Pameran Be Kraf Habibie, Ada Mobil F1 Rio Haryanto
Mantan pembalap F1 asal Solo, Rio Haryanto (tengah) didampingi CEO PT Orbit Ventura, Sachin Gopalan (kiri) dan Commercial Manager De Tjolomadoe, Karyan Topanesa memberi keterangan pers di De Tjolomadoe, Colomadu, Karanganyar, Jumat (20/4/2018). (Solopos-Iskandar)

Solopos.com, KARANGANYAR-Stan pameran pada Be Kraf Habibie di De Tjolomadoe, Colomadu, Karanganyar memamerkan beberapa stan berteknologi tinggi dan budaya bangsa.

“Kami memilih beberapa sektor yang menurut kami penting untuk perkembangan Indonesia di masa depan. Misalnya kedirgantaraan dan penerbangan merupakan sektor penting,” ujar ujar CEO PT Orbit Ventura, Sachin Gopalan didampingi mantan pembalap F1 asal Solo, Rio Haryanto dan Commercial Manager De Tjolomadoe, Karyan Topanesa ketika memberi keterangan kepada wartawan pada konferensi pers di De Tjolomadoe, Colomadu, Karanganyar, Jumat (20/4).

Menurut dia Indonesia termasuk salah satu di antara negara-negara yang bisa membuat pesawat. Hanya sedikit negara yang mampu memproduksi pesawat terbang karena pesawat inilai sarat dengan tekonologi tinggi.

Industri pesawat terbang dinilai merupakan industri yang mampu menggeret industri lainnya. Di antaranya seperti industri elektronik, industri yang terkait keamanan dan sebagainya.

Selain itu pihaknya juga mengikutkan industri tekstil Sritex di Sukoharjo. Sritex dinilai sebagai penghasil pakaian berteknologi tinggi sehingga produk-produknya seperti pakaian militer banyak digunakan oleh negara-negara maju.
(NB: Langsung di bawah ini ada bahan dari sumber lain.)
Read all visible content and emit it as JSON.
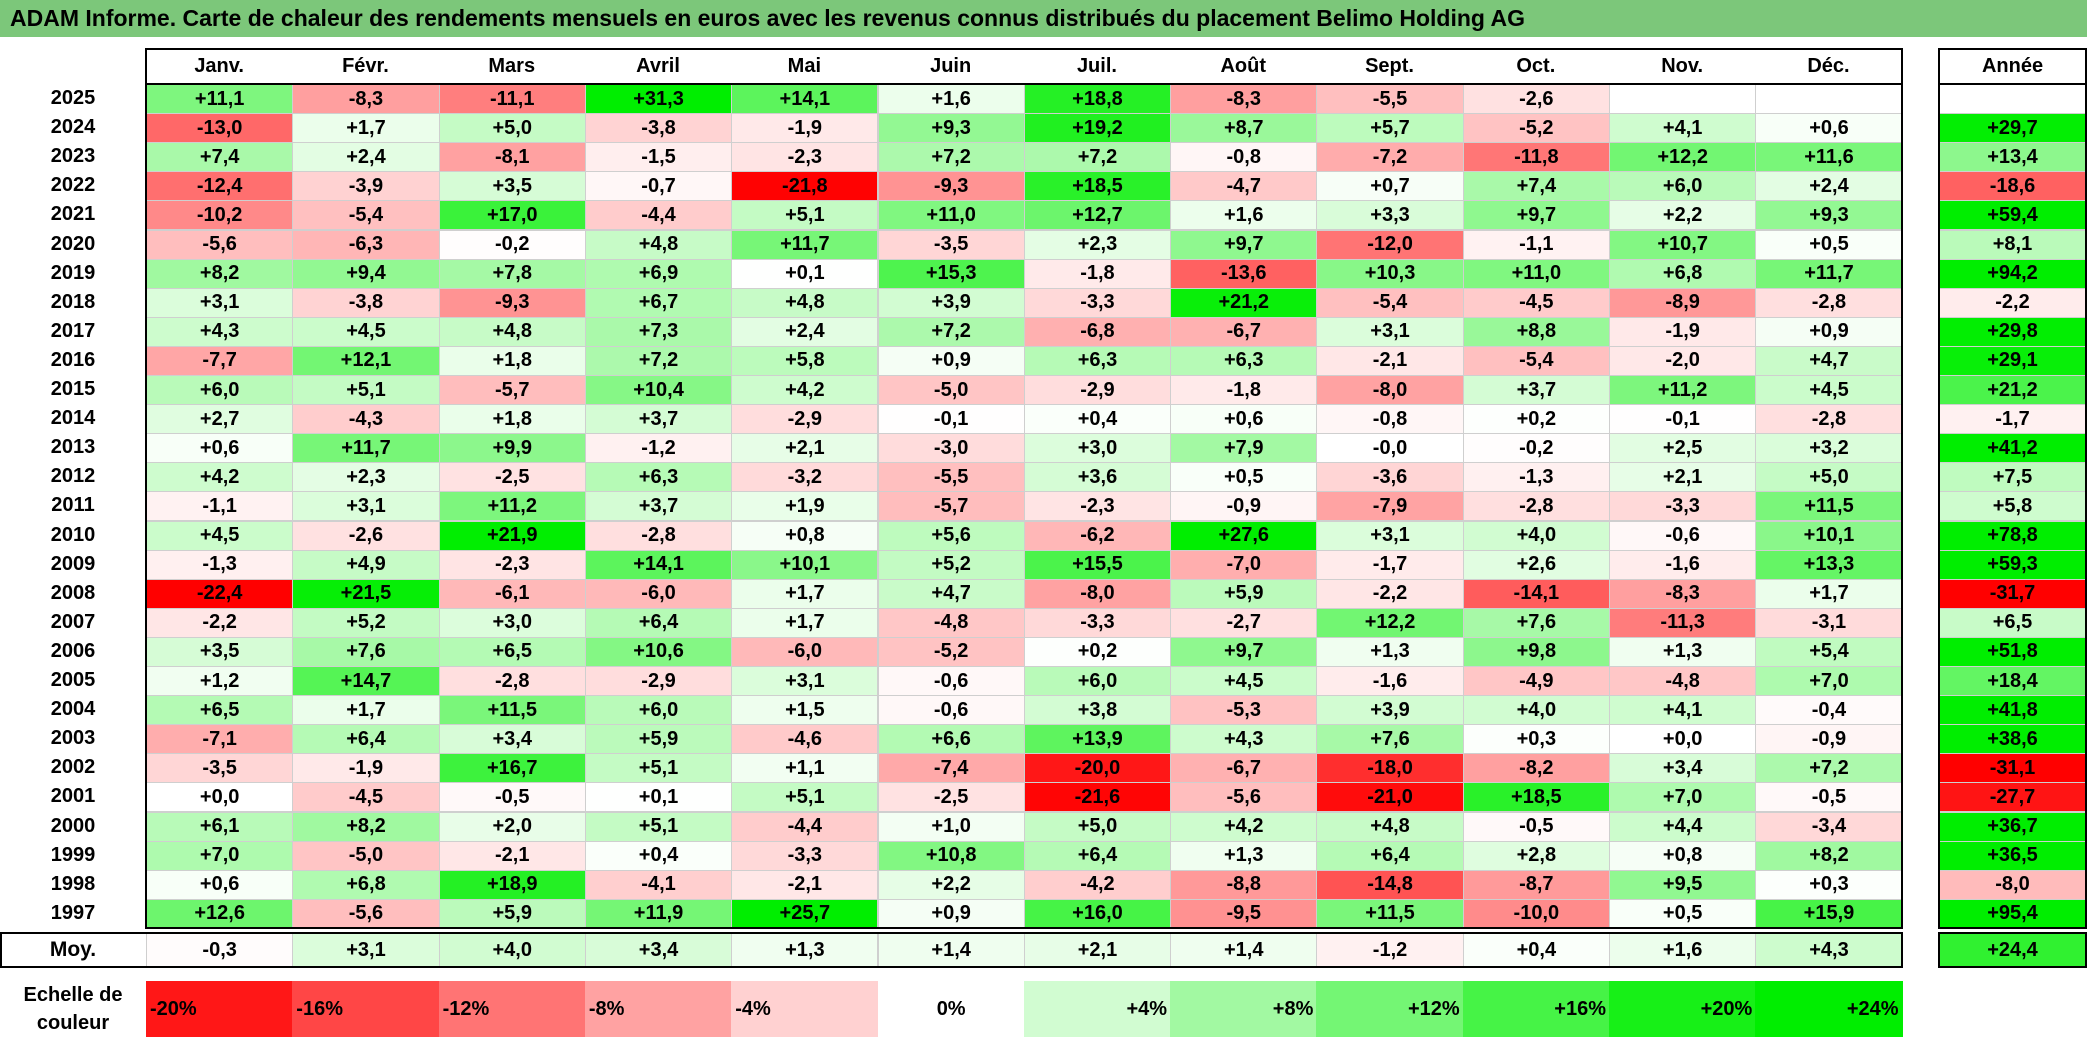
{
  "title": "ADAM Informe. Carte de chaleur des rendements mensuels en euros avec les revenus connus distribués du placement Belimo Holding AG",
  "chart_data": {
    "type": "heatmap",
    "months": [
      "Janv.",
      "Févr.",
      "Mars",
      "Avril",
      "Mai",
      "Juin",
      "Juil.",
      "Août",
      "Sept.",
      "Oct.",
      "Nov.",
      "Déc."
    ],
    "annual_header": "Année",
    "rows": [
      {
        "year": "2025",
        "values": [
          "+11,1",
          "-8,3",
          "-11,1",
          "+31,3",
          "+14,1",
          "+1,6",
          "+18,8",
          "-8,3",
          "-5,5",
          "-2,6",
          "",
          ""
        ],
        "annual": ""
      },
      {
        "year": "2024",
        "values": [
          "-13,0",
          "+1,7",
          "+5,0",
          "-3,8",
          "-1,9",
          "+9,3",
          "+19,2",
          "+8,7",
          "+5,7",
          "-5,2",
          "+4,1",
          "+0,6"
        ],
        "annual": "+29,7"
      },
      {
        "year": "2023",
        "values": [
          "+7,4",
          "+2,4",
          "-8,1",
          "-1,5",
          "-2,3",
          "+7,2",
          "+7,2",
          "-0,8",
          "-7,2",
          "-11,8",
          "+12,2",
          "+11,6"
        ],
        "annual": "+13,4"
      },
      {
        "year": "2022",
        "values": [
          "-12,4",
          "-3,9",
          "+3,5",
          "-0,7",
          "-21,8",
          "-9,3",
          "+18,5",
          "-4,7",
          "+0,7",
          "+7,4",
          "+6,0",
          "+2,4"
        ],
        "annual": "-18,6"
      },
      {
        "year": "2021",
        "values": [
          "-10,2",
          "-5,4",
          "+17,0",
          "-4,4",
          "+5,1",
          "+11,0",
          "+12,7",
          "+1,6",
          "+3,3",
          "+9,7",
          "+2,2",
          "+9,3"
        ],
        "annual": "+59,4"
      },
      {
        "year": "2020",
        "values": [
          "-5,6",
          "-6,3",
          "-0,2",
          "+4,8",
          "+11,7",
          "-3,5",
          "+2,3",
          "+9,7",
          "-12,0",
          "-1,1",
          "+10,7",
          "+0,5"
        ],
        "annual": "+8,1"
      },
      {
        "year": "2019",
        "values": [
          "+8,2",
          "+9,4",
          "+7,8",
          "+6,9",
          "+0,1",
          "+15,3",
          "-1,8",
          "-13,6",
          "+10,3",
          "+11,0",
          "+6,8",
          "+11,7"
        ],
        "annual": "+94,2"
      },
      {
        "year": "2018",
        "values": [
          "+3,1",
          "-3,8",
          "-9,3",
          "+6,7",
          "+4,8",
          "+3,9",
          "-3,3",
          "+21,2",
          "-5,4",
          "-4,5",
          "-8,9",
          "-2,8"
        ],
        "annual": "-2,2"
      },
      {
        "year": "2017",
        "values": [
          "+4,3",
          "+4,5",
          "+4,8",
          "+7,3",
          "+2,4",
          "+7,2",
          "-6,8",
          "-6,7",
          "+3,1",
          "+8,8",
          "-1,9",
          "+0,9"
        ],
        "annual": "+29,8"
      },
      {
        "year": "2016",
        "values": [
          "-7,7",
          "+12,1",
          "+1,8",
          "+7,2",
          "+5,8",
          "+0,9",
          "+6,3",
          "+6,3",
          "-2,1",
          "-5,4",
          "-2,0",
          "+4,7"
        ],
        "annual": "+29,1"
      },
      {
        "year": "2015",
        "values": [
          "+6,0",
          "+5,1",
          "-5,7",
          "+10,4",
          "+4,2",
          "-5,0",
          "-2,9",
          "-1,8",
          "-8,0",
          "+3,7",
          "+11,2",
          "+4,5"
        ],
        "annual": "+21,2"
      },
      {
        "year": "2014",
        "values": [
          "+2,7",
          "-4,3",
          "+1,8",
          "+3,7",
          "-2,9",
          "-0,1",
          "+0,4",
          "+0,6",
          "-0,8",
          "+0,2",
          "-0,1",
          "-2,8"
        ],
        "annual": "-1,7"
      },
      {
        "year": "2013",
        "values": [
          "+0,6",
          "+11,7",
          "+9,9",
          "-1,2",
          "+2,1",
          "-3,0",
          "+3,0",
          "+7,9",
          "-0,0",
          "-0,2",
          "+2,5",
          "+3,2"
        ],
        "annual": "+41,2"
      },
      {
        "year": "2012",
        "values": [
          "+4,2",
          "+2,3",
          "-2,5",
          "+6,3",
          "-3,2",
          "-5,5",
          "+3,6",
          "+0,5",
          "-3,6",
          "-1,3",
          "+2,1",
          "+5,0"
        ],
        "annual": "+7,5"
      },
      {
        "year": "2011",
        "values": [
          "-1,1",
          "+3,1",
          "+11,2",
          "+3,7",
          "+1,9",
          "-5,7",
          "-2,3",
          "-0,9",
          "-7,9",
          "-2,8",
          "-3,3",
          "+11,5"
        ],
        "annual": "+5,8"
      },
      {
        "year": "2010",
        "values": [
          "+4,5",
          "-2,6",
          "+21,9",
          "-2,8",
          "+0,8",
          "+5,6",
          "-6,2",
          "+27,6",
          "+3,1",
          "+4,0",
          "-0,6",
          "+10,1"
        ],
        "annual": "+78,8"
      },
      {
        "year": "2009",
        "values": [
          "-1,3",
          "+4,9",
          "-2,3",
          "+14,1",
          "+10,1",
          "+5,2",
          "+15,5",
          "-7,0",
          "-1,7",
          "+2,6",
          "-1,6",
          "+13,3"
        ],
        "annual": "+59,3"
      },
      {
        "year": "2008",
        "values": [
          "-22,4",
          "+21,5",
          "-6,1",
          "-6,0",
          "+1,7",
          "+4,7",
          "-8,0",
          "+5,9",
          "-2,2",
          "-14,1",
          "-8,3",
          "+1,7"
        ],
        "annual": "-31,7"
      },
      {
        "year": "2007",
        "values": [
          "-2,2",
          "+5,2",
          "+3,0",
          "+6,4",
          "+1,7",
          "-4,8",
          "-3,3",
          "-2,7",
          "+12,2",
          "+7,6",
          "-11,3",
          "-3,1"
        ],
        "annual": "+6,5"
      },
      {
        "year": "2006",
        "values": [
          "+3,5",
          "+7,6",
          "+6,5",
          "+10,6",
          "-6,0",
          "-5,2",
          "+0,2",
          "+9,7",
          "+1,3",
          "+9,8",
          "+1,3",
          "+5,4"
        ],
        "annual": "+51,8"
      },
      {
        "year": "2005",
        "values": [
          "+1,2",
          "+14,7",
          "-2,8",
          "-2,9",
          "+3,1",
          "-0,6",
          "+6,0",
          "+4,5",
          "-1,6",
          "-4,9",
          "-4,8",
          "+7,0"
        ],
        "annual": "+18,4"
      },
      {
        "year": "2004",
        "values": [
          "+6,5",
          "+1,7",
          "+11,5",
          "+6,0",
          "+1,5",
          "-0,6",
          "+3,8",
          "-5,3",
          "+3,9",
          "+4,0",
          "+4,1",
          "-0,4"
        ],
        "annual": "+41,8"
      },
      {
        "year": "2003",
        "values": [
          "-7,1",
          "+6,4",
          "+3,4",
          "+5,9",
          "-4,6",
          "+6,6",
          "+13,9",
          "+4,3",
          "+7,6",
          "+0,3",
          "+0,0",
          "-0,9"
        ],
        "annual": "+38,6"
      },
      {
        "year": "2002",
        "values": [
          "-3,5",
          "-1,9",
          "+16,7",
          "+5,1",
          "+1,1",
          "-7,4",
          "-20,0",
          "-6,7",
          "-18,0",
          "-8,2",
          "+3,4",
          "+7,2"
        ],
        "annual": "-31,1"
      },
      {
        "year": "2001",
        "values": [
          "+0,0",
          "-4,5",
          "-0,5",
          "+0,1",
          "+5,1",
          "-2,5",
          "-21,6",
          "-5,6",
          "-21,0",
          "+18,5",
          "+7,0",
          "-0,5"
        ],
        "annual": "-27,7"
      },
      {
        "year": "2000",
        "values": [
          "+6,1",
          "+8,2",
          "+2,0",
          "+5,1",
          "-4,4",
          "+1,0",
          "+5,0",
          "+4,2",
          "+4,8",
          "-0,5",
          "+4,4",
          "-3,4"
        ],
        "annual": "+36,7"
      },
      {
        "year": "1999",
        "values": [
          "+7,0",
          "-5,0",
          "-2,1",
          "+0,4",
          "-3,3",
          "+10,8",
          "+6,4",
          "+1,3",
          "+6,4",
          "+2,8",
          "+0,8",
          "+8,2"
        ],
        "annual": "+36,5"
      },
      {
        "year": "1998",
        "values": [
          "+0,6",
          "+6,8",
          "+18,9",
          "-4,1",
          "-2,1",
          "+2,2",
          "-4,2",
          "-8,8",
          "-14,8",
          "-8,7",
          "+9,5",
          "+0,3"
        ],
        "annual": "-8,0"
      },
      {
        "year": "1997",
        "values": [
          "+12,6",
          "-5,6",
          "+5,9",
          "+11,9",
          "+25,7",
          "+0,9",
          "+16,0",
          "-9,5",
          "+11,5",
          "-10,0",
          "+0,5",
          "+15,9"
        ],
        "annual": "+95,4"
      }
    ],
    "average": {
      "label": "Moy.",
      "values": [
        "-0,3",
        "+3,1",
        "+4,0",
        "+3,4",
        "+1,3",
        "+1,4",
        "+2,1",
        "+1,4",
        "-1,2",
        "+0,4",
        "+1,6",
        "+4,3"
      ],
      "annual": "+24,4"
    },
    "scale": {
      "label_line1": "Echelle de",
      "label_line2": "couleur",
      "stops": [
        "-20%",
        "-16%",
        "-12%",
        "-8%",
        "-4%",
        "0%",
        "+4%",
        "+8%",
        "+12%",
        "+16%",
        "+20%",
        "+24%"
      ]
    },
    "colors": {
      "negative": "#ff0000",
      "neutral": "#ffffff",
      "positive": "#00ee00",
      "title_bar": "#7cc77a"
    }
  }
}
Tidak ketinggalan, pihaknya juga menampilkan budaya bangsa yang adi luhung yaitu batik. Untuk itu pihaknya memberi kesempatan pengusaha batik di Soloraya memamerkan produknya pada festival teknologi dan inovasi.

“Kami mengundang salah satu leader batik di Indonesia yang produknya sudah dijual di berbagai negara. Ini salah satu contoh bagaimana Indonesia bisa di-recognize di seluruh dunia untuk art dan desain,” kata dia.

Dia membeberkan semua produk yang dipamerkan telah berinovasi dan ada buktinya. Sehingga mereka tidak asal membuat produk yang idenya dari luar negeri.

Hasil inovasi di dalam negeri tersebut bisa diekspor. “Ini merupakan proses dari kita melalui gerakan berkarya Indonesia dengan tagline Membudayakan Teknologi,” papar dia.

Kendati demikian, Sachin juga tak lupa memberi tempat kepada UKM. Ini dinilai penting karena ekonomi Indonesia saat ini bisa berjalan berkat UKM. UKM dinilai bisa memberi kesempatan kerja di tingkat lokal.

Pihaknya juga memamerkan mobil formula (F) satu (1) yang pernah digunakan mantan pembalap F1 Indonesia, Rio Haryanto. Sebab mobil ini dinilai merupakan mobil yang menggunakan teknologi sangat tinggi.

Sementara itu Rio yang hadir pada acara konfernsi pers membenarkan mobil F1 dinilai mempunyai teknologi tinggi. Karena itu dia bangga bisa menjadi satu-satunya putra Indonesia yang bisa masuk ke lingkaran balap F1.